Só adiantando: a meu ver, existem motivos MUITO BONS E FORTES pra Tolkien ter resolvido sugerir a existência de explicação sem ter dado nenhuma pista forte "in universe" no fim das contas. Situações análogas com aquelas que redundaram na alteração retroativa provável da origem do nome Moria.
Palpite meu: o nome da localização original "real" da criação dos Anões Tolkienianos, estranhamente nunca revelado ( muito suspeito, né?), era, justamente, Moria, o local onde os patriarcas dos anões quase foram sacrificados pra aplacar o descontentamento de Eru em uma situação que remete ao seu análogo bíblico.
Tolkien repudiou o simbolismo por causa do medo de ser associado com idéias simpatizantes ao Zionismo judaico que culminou na criação do Estado de Israel. Uma posição com a qual ele , certamente, concordava até a época da redação do SdA mas, que , posteriormente, deve ter sido revista por ele,
dado o modo com que a idéia acabou sendo implementada em data próxima da conclusão da escrita do livro, em 1948. E, devemos lembrar, Moria é a "Terra Prometida" para a qual os Anões querem voltar na época do SdA, a terra ocupada por inimigos "orientais" que usam cimitarras e outras armas associadas ao Oriente Médio.
Tem, inclusive,
um bom bocado a ver com a relação de amor e ódio com a mitologia celta e com a negativa de influência desse complexo de mitos do noroeste da Europa sobre o Legendarium a despeito de todas as evidências em contrário. E muito a ver com o quê foi feito com esses mitos desde a década de vinte pra cá em termos de influência no imaginário popular e na configuração religiosa de nossa sociedade atual.
Devido à natureza enigmática do personagem, a princípio, penso eu, mesmo as especulações que Tolkien, explicitamente, descartou como a de Avatar de Ilúvatar, não são, de todo, desdenháveis; afinal de contas, existem motivos pra que tantas pessoas façam essa dedução independente umas das outras, vcs não acham? Até porque, lembremos,
Tom Bombadil, assim como os Gigantes do Hobbit, NÃO HAVIA sido criado, originalmente, pra fazer parte da Terra Média.
Então, por essa lógica, é possível, sim, que ele contivesse algo de demiúrgico, a la Aslan de Narnia, na sua tessitura original, como o poder "mágico" da linguagem dele parece sugerir.
Mesmo que Tolkien, no fim, tenha pensando numa explicação viável pra ele dentro da cosmologia da Terra Media, ou seja, que não contradisesse a noção de não haver encarnação do Uno antes do Cristo, já que Arda é o nosso mundo no passado, como Meneldur bem explicou, isso NÃO QUER DIZER que não tenha ficado algo dessa idéia de "ser primordial cuja palavra é lei" no DNA do personagem ( assim como ficou uma pitadinha de Hela em Nienna reminiscente da caracterização sombria dela no Livro dos Contos Perdidos), uma idéia que Tolkien importou tanto da Bíblia quanto do Kalevala, onde
Vainamoinen é um análogo de Bombadil em bem mais de um aspecto.

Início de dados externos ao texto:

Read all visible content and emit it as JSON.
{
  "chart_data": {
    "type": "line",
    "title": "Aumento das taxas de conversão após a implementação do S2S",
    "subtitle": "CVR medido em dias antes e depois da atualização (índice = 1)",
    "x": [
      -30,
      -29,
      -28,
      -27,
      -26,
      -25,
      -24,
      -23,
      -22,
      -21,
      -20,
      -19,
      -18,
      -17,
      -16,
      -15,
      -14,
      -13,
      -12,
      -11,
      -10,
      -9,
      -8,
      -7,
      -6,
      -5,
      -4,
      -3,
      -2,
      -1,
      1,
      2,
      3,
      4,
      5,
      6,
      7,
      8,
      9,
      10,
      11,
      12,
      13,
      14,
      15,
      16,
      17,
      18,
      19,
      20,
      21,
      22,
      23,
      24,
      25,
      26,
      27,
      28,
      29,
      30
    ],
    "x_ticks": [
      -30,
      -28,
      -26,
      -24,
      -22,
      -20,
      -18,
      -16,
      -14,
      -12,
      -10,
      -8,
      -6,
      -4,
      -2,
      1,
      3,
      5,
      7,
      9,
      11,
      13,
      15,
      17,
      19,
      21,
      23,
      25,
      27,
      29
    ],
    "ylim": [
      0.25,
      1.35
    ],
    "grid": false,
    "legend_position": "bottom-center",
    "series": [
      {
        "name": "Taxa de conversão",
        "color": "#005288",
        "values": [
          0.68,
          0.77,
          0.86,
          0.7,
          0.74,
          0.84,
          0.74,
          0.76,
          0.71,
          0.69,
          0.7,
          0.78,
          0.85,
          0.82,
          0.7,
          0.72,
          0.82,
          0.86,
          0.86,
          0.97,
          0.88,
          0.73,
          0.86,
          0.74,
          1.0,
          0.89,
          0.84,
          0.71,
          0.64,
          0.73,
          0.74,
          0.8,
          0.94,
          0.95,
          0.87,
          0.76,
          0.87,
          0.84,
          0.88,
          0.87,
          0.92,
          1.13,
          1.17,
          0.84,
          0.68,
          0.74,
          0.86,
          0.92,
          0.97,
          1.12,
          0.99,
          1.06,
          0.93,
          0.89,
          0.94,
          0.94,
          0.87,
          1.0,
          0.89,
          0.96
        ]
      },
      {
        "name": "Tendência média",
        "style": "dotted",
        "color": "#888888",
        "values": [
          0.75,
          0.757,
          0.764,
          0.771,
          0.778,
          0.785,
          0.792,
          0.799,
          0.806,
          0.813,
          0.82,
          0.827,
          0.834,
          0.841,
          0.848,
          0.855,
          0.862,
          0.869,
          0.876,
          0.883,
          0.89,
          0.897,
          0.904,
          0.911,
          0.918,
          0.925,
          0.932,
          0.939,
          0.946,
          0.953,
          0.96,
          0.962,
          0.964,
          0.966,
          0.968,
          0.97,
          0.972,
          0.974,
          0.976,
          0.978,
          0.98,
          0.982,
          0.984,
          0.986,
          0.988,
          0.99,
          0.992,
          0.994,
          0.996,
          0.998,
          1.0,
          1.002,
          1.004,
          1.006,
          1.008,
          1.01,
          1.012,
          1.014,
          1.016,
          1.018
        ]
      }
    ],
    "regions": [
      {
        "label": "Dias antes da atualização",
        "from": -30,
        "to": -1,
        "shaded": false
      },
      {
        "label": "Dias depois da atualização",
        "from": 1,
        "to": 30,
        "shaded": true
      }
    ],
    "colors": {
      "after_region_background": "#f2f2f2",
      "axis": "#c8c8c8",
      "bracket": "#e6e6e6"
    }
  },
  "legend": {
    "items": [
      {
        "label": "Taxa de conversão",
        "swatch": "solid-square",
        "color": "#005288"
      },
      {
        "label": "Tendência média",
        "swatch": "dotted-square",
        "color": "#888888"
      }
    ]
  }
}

Vide aí a similaridade da capa da primeira edição portuguesa do As Aventuras de Tom Bombadil e essa pintura mostrando Vainamoinen tentando pegar
Aino que depois teria se transformado num espírito da água ( Goldberry a filha do rio nem um pouco né) após fugir do Demiurgo casadoiro.

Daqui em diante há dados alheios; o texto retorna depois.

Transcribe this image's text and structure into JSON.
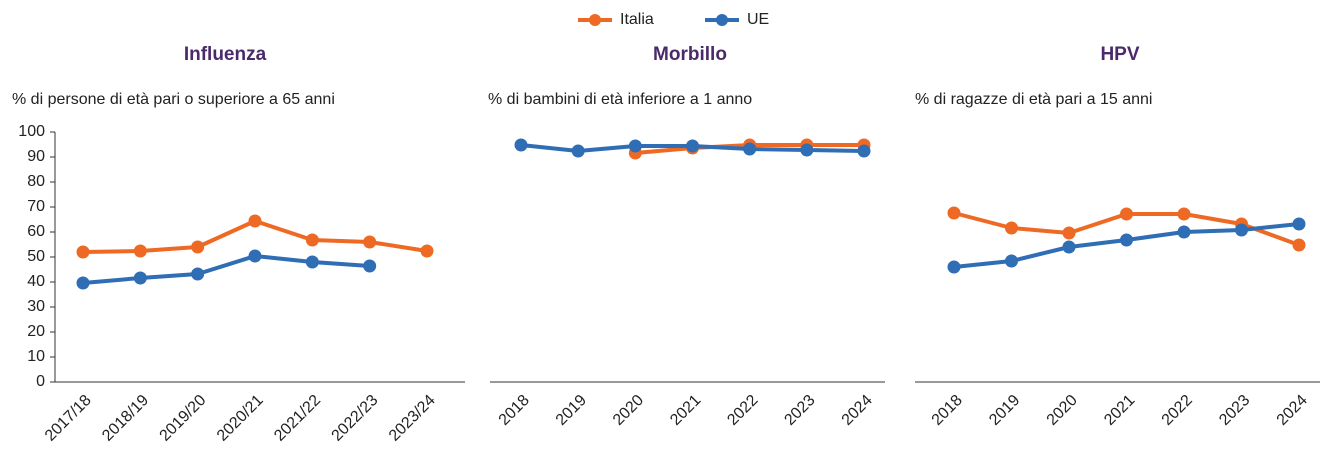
{
  "chart_data": [
    {
      "type": "line",
      "title": "Influenza",
      "subtitle": "% di persone di età pari o superiore a 65 anni",
      "categories": [
        "2017/18",
        "2018/19",
        "2019/20",
        "2020/21",
        "2021/22",
        "2022/23",
        "2023/24"
      ],
      "series": [
        {
          "name": "Italia",
          "color": "#ee6a24",
          "values": [
            52,
            52.4,
            54,
            64.4,
            56.8,
            56,
            52.4
          ]
        },
        {
          "name": "UE",
          "color": "#2f6db5",
          "values": [
            39.6,
            41.6,
            43.2,
            50.4,
            48,
            46.4,
            null
          ]
        }
      ],
      "ylim": [
        0,
        100
      ],
      "yticks": [
        0,
        10,
        20,
        30,
        40,
        50,
        60,
        70,
        80,
        90,
        100
      ]
    },
    {
      "type": "line",
      "title": "Morbillo",
      "subtitle": "% di bambini di età inferiore a 1 anno",
      "categories": [
        "2018",
        "2019",
        "2020",
        "2021",
        "2022",
        "2023",
        "2024"
      ],
      "series": [
        {
          "name": "Italia",
          "color": "#ee6a24",
          "values": [
            null,
            null,
            91.6,
            93.6,
            94.8,
            94.8,
            94.8
          ]
        },
        {
          "name": "UE",
          "color": "#2f6db5",
          "values": [
            94.8,
            92.4,
            94.4,
            94.4,
            93.2,
            92.8,
            92.4
          ]
        }
      ],
      "ylim": [
        0,
        100
      ]
    },
    {
      "type": "line",
      "title": "HPV",
      "subtitle": "% di ragazze di età pari a 15 anni",
      "categories": [
        "2018",
        "2019",
        "2020",
        "2021",
        "2022",
        "2023",
        "2024"
      ],
      "series": [
        {
          "name": "Italia",
          "color": "#ee6a24",
          "values": [
            67.6,
            61.6,
            59.6,
            67.2,
            67.2,
            63.2,
            54.8
          ]
        },
        {
          "name": "UE",
          "color": "#2f6db5",
          "values": [
            46,
            48.4,
            54,
            56.8,
            60,
            60.8,
            63.2
          ]
        }
      ],
      "ylim": [
        0,
        100
      ]
    }
  ]
}
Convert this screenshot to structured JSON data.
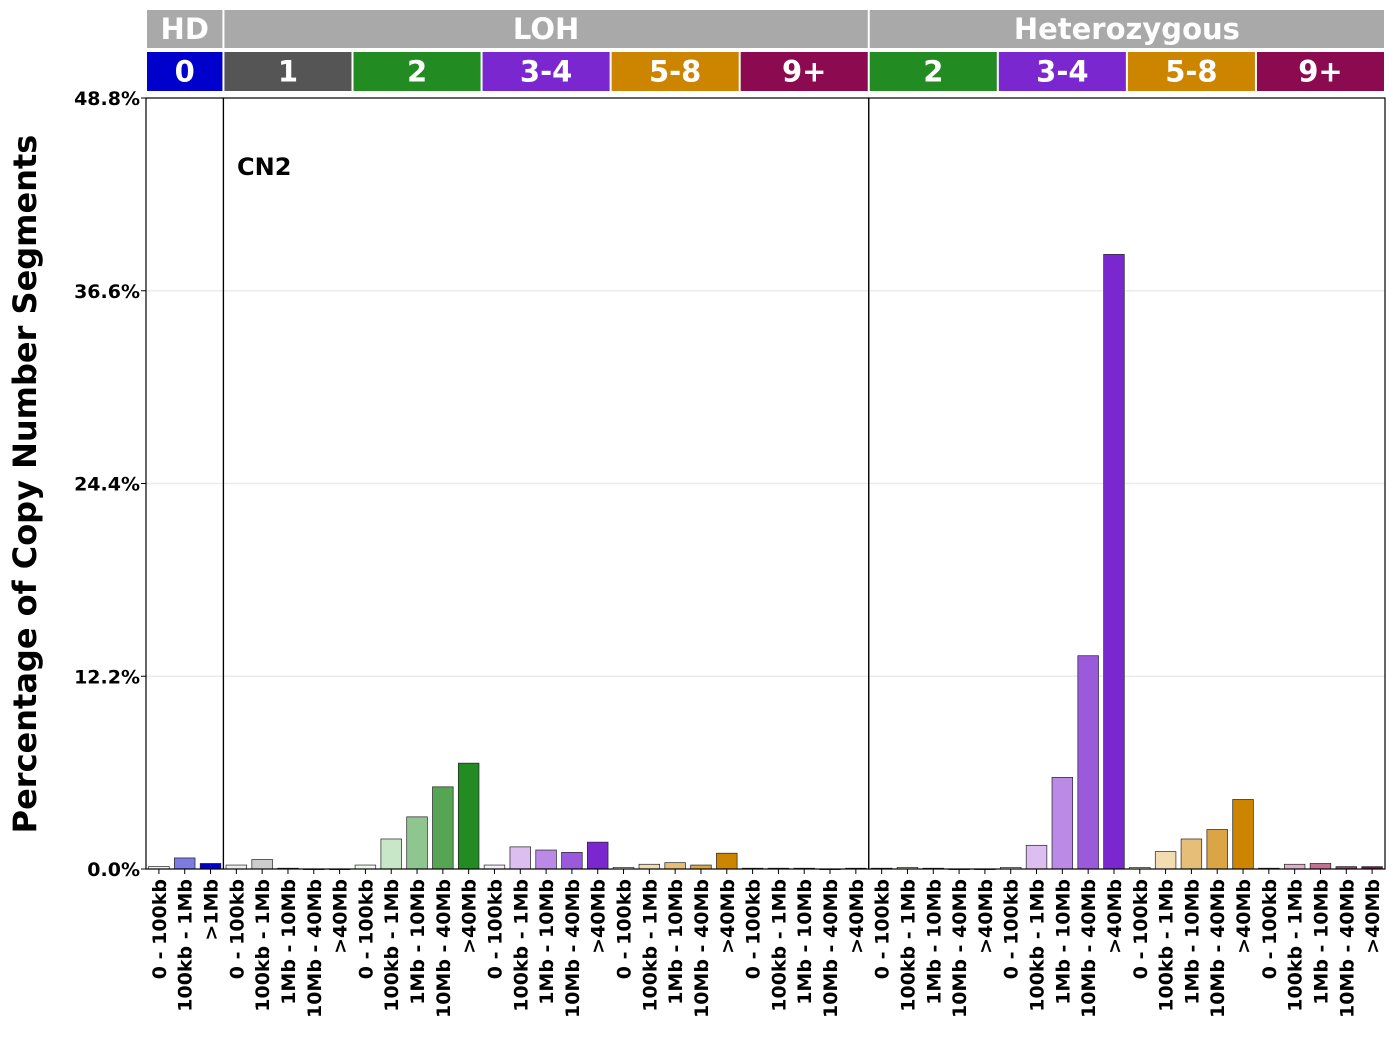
{
  "chart_data": {
    "type": "bar",
    "ylabel": "Percentage of Copy Number Segments",
    "ylim": [
      0,
      48.8
    ],
    "yticks": [
      "0.0%",
      "12.2%",
      "24.4%",
      "36.6%",
      "48.8%"
    ],
    "ytick_values": [
      0,
      12.2,
      24.4,
      36.6,
      48.8
    ],
    "grid": "horizontal",
    "annotation": "CN2",
    "panels": [
      {
        "label": "HD",
        "groups": [
          "0"
        ]
      },
      {
        "label": "LOH",
        "groups": [
          "1",
          "2",
          "3-4",
          "5-8",
          "9+"
        ]
      },
      {
        "label": "Heterozygous",
        "groups": [
          "2",
          "3-4",
          "5-8",
          "9+"
        ]
      }
    ],
    "groups": [
      {
        "panel": 0,
        "label": "0",
        "color": "#0000CD",
        "categories": [
          "0 - 100kb",
          "100kb - 1Mb",
          ">1Mb"
        ],
        "values": [
          0.15,
          0.7,
          0.35
        ],
        "colors": [
          "#F0F0F0",
          "#7B7BE0",
          "#0000CD"
        ]
      },
      {
        "panel": 1,
        "label": "1",
        "color": "#555555",
        "categories": [
          "0 - 100kb",
          "100kb - 1Mb",
          "1Mb - 10Mb",
          "10Mb - 40Mb",
          ">40Mb"
        ],
        "values": [
          0.25,
          0.6,
          0.05,
          0.0,
          0.0
        ],
        "colors": [
          "#EEEEEE",
          "#CCCCCC",
          "#999999",
          "#777777",
          "#555555"
        ]
      },
      {
        "panel": 1,
        "label": "2",
        "color": "#228B22",
        "categories": [
          "0 - 100kb",
          "100kb - 1Mb",
          "1Mb - 10Mb",
          "10Mb - 40Mb",
          ">40Mb"
        ],
        "values": [
          0.25,
          1.9,
          3.3,
          5.2,
          6.7
        ],
        "colors": [
          "#F0F8F0",
          "#C8E6C8",
          "#8FC68F",
          "#55A555",
          "#228B22"
        ]
      },
      {
        "panel": 1,
        "label": "3-4",
        "color": "#7B27D0",
        "categories": [
          "0 - 100kb",
          "100kb - 1Mb",
          "1Mb - 10Mb",
          "10Mb - 40Mb",
          ">40Mb"
        ],
        "values": [
          0.25,
          1.4,
          1.2,
          1.05,
          1.7
        ],
        "colors": [
          "#F5EEFB",
          "#DDBEF0",
          "#BA8AE6",
          "#9A5ADB",
          "#7B27D0"
        ]
      },
      {
        "panel": 1,
        "label": "5-8",
        "color": "#CD8500",
        "categories": [
          "0 - 100kb",
          "100kb - 1Mb",
          "1Mb - 10Mb",
          "10Mb - 40Mb",
          ">40Mb"
        ],
        "values": [
          0.1,
          0.3,
          0.4,
          0.25,
          1.0
        ],
        "colors": [
          "#FBF4E8",
          "#F2DDB0",
          "#E6BE78",
          "#DBA444",
          "#CD8500"
        ]
      },
      {
        "panel": 1,
        "label": "9+",
        "color": "#8B0A50",
        "categories": [
          "0 - 100kb",
          "100kb - 1Mb",
          "1Mb - 10Mb",
          "10Mb - 40Mb",
          ">40Mb"
        ],
        "values": [
          0.05,
          0.05,
          0.05,
          0.0,
          0.05
        ],
        "colors": [
          "#F6E6EE",
          "#E0B0C8",
          "#C07090",
          "#A03A70",
          "#8B0A50"
        ]
      },
      {
        "panel": 2,
        "label": "2",
        "color": "#228B22",
        "categories": [
          "0 - 100kb",
          "100kb - 1Mb",
          "1Mb - 10Mb",
          "10Mb - 40Mb",
          ">40Mb"
        ],
        "values": [
          0.05,
          0.1,
          0.05,
          0.0,
          0.0
        ],
        "colors": [
          "#F0F8F0",
          "#C8E6C8",
          "#8FC68F",
          "#55A555",
          "#228B22"
        ]
      },
      {
        "panel": 2,
        "label": "3-4",
        "color": "#7B27D0",
        "categories": [
          "0 - 100kb",
          "100kb - 1Mb",
          "1Mb - 10Mb",
          "10Mb - 40Mb",
          ">40Mb"
        ],
        "values": [
          0.1,
          1.5,
          5.8,
          13.5,
          38.9
        ],
        "colors": [
          "#F5EEFB",
          "#DDBEF0",
          "#BA8AE6",
          "#9A5ADB",
          "#7B27D0"
        ]
      },
      {
        "panel": 2,
        "label": "5-8",
        "color": "#CD8500",
        "categories": [
          "0 - 100kb",
          "100kb - 1Mb",
          "1Mb - 10Mb",
          "10Mb - 40Mb",
          ">40Mb"
        ],
        "values": [
          0.1,
          1.1,
          1.9,
          2.5,
          4.4
        ],
        "colors": [
          "#FBF4E8",
          "#F2DDB0",
          "#E6BE78",
          "#DBA444",
          "#CD8500"
        ]
      },
      {
        "panel": 2,
        "label": "9+",
        "color": "#8B0A50",
        "categories": [
          "0 - 100kb",
          "100kb - 1Mb",
          "1Mb - 10Mb",
          "10Mb - 40Mb",
          ">40Mb"
        ],
        "values": [
          0.05,
          0.3,
          0.35,
          0.15,
          0.15
        ],
        "colors": [
          "#F6E6EE",
          "#E0B0C8",
          "#C07090",
          "#A03A70",
          "#8B0A50"
        ]
      }
    ]
  },
  "colors": {
    "panel_strip": "#A9A9A9",
    "gridline": "#EBEBEB",
    "axis": "#000000"
  }
}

Que, também, coincidentemente(?) também é parecida com essa outra do Vainamoinen peitando a demoníaca Louhi na luta pela posse do Sampo. Considerando detalhes como a mão dele no leme da embarcação e o pé estirado das criaturas parece mesmo que o artista da Europa-América usou a pintura como um tipo de template.

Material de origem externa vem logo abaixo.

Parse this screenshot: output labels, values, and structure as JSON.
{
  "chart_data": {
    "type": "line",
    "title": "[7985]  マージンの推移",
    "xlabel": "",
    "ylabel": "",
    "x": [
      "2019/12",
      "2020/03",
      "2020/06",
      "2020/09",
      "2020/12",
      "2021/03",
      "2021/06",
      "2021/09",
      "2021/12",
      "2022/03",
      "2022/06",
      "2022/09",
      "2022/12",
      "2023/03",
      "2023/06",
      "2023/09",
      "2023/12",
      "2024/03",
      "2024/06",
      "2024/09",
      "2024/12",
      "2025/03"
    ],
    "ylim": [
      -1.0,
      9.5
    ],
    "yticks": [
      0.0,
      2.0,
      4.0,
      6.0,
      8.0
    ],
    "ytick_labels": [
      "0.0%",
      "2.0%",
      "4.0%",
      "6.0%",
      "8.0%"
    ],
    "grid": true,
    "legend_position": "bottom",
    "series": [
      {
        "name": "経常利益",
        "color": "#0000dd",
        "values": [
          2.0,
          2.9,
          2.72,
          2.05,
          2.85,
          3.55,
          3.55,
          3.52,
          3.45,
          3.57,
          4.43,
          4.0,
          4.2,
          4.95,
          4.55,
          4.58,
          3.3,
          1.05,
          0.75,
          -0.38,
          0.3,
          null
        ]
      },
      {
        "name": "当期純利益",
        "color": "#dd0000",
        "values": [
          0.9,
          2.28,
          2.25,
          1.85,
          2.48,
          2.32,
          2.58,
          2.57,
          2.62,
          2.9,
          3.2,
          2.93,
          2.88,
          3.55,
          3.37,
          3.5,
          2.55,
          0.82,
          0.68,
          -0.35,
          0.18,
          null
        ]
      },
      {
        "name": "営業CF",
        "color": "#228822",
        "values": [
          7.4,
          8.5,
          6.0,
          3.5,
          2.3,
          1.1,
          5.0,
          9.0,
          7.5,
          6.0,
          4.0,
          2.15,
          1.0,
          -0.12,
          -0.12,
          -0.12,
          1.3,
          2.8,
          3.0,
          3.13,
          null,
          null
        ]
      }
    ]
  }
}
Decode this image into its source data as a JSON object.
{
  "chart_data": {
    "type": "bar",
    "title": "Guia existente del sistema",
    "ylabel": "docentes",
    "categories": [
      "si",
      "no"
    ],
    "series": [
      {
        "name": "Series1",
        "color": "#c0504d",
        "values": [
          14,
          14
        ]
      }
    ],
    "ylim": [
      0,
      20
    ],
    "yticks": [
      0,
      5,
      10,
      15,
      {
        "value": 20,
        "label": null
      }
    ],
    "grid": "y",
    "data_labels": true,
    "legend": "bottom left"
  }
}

E muita coisa que Tolkien falou sobre o seu universo, inspirações e intenções não se provaram como verdades absolutas; então acho bom uma certa dose de tolerância e cautela pelas teorias divergentes, por mais desautorizadas que possam ser devido ao tropo
Word of God que, bem ou mal, é tantas vezes invocado em se tratando de Tolkien.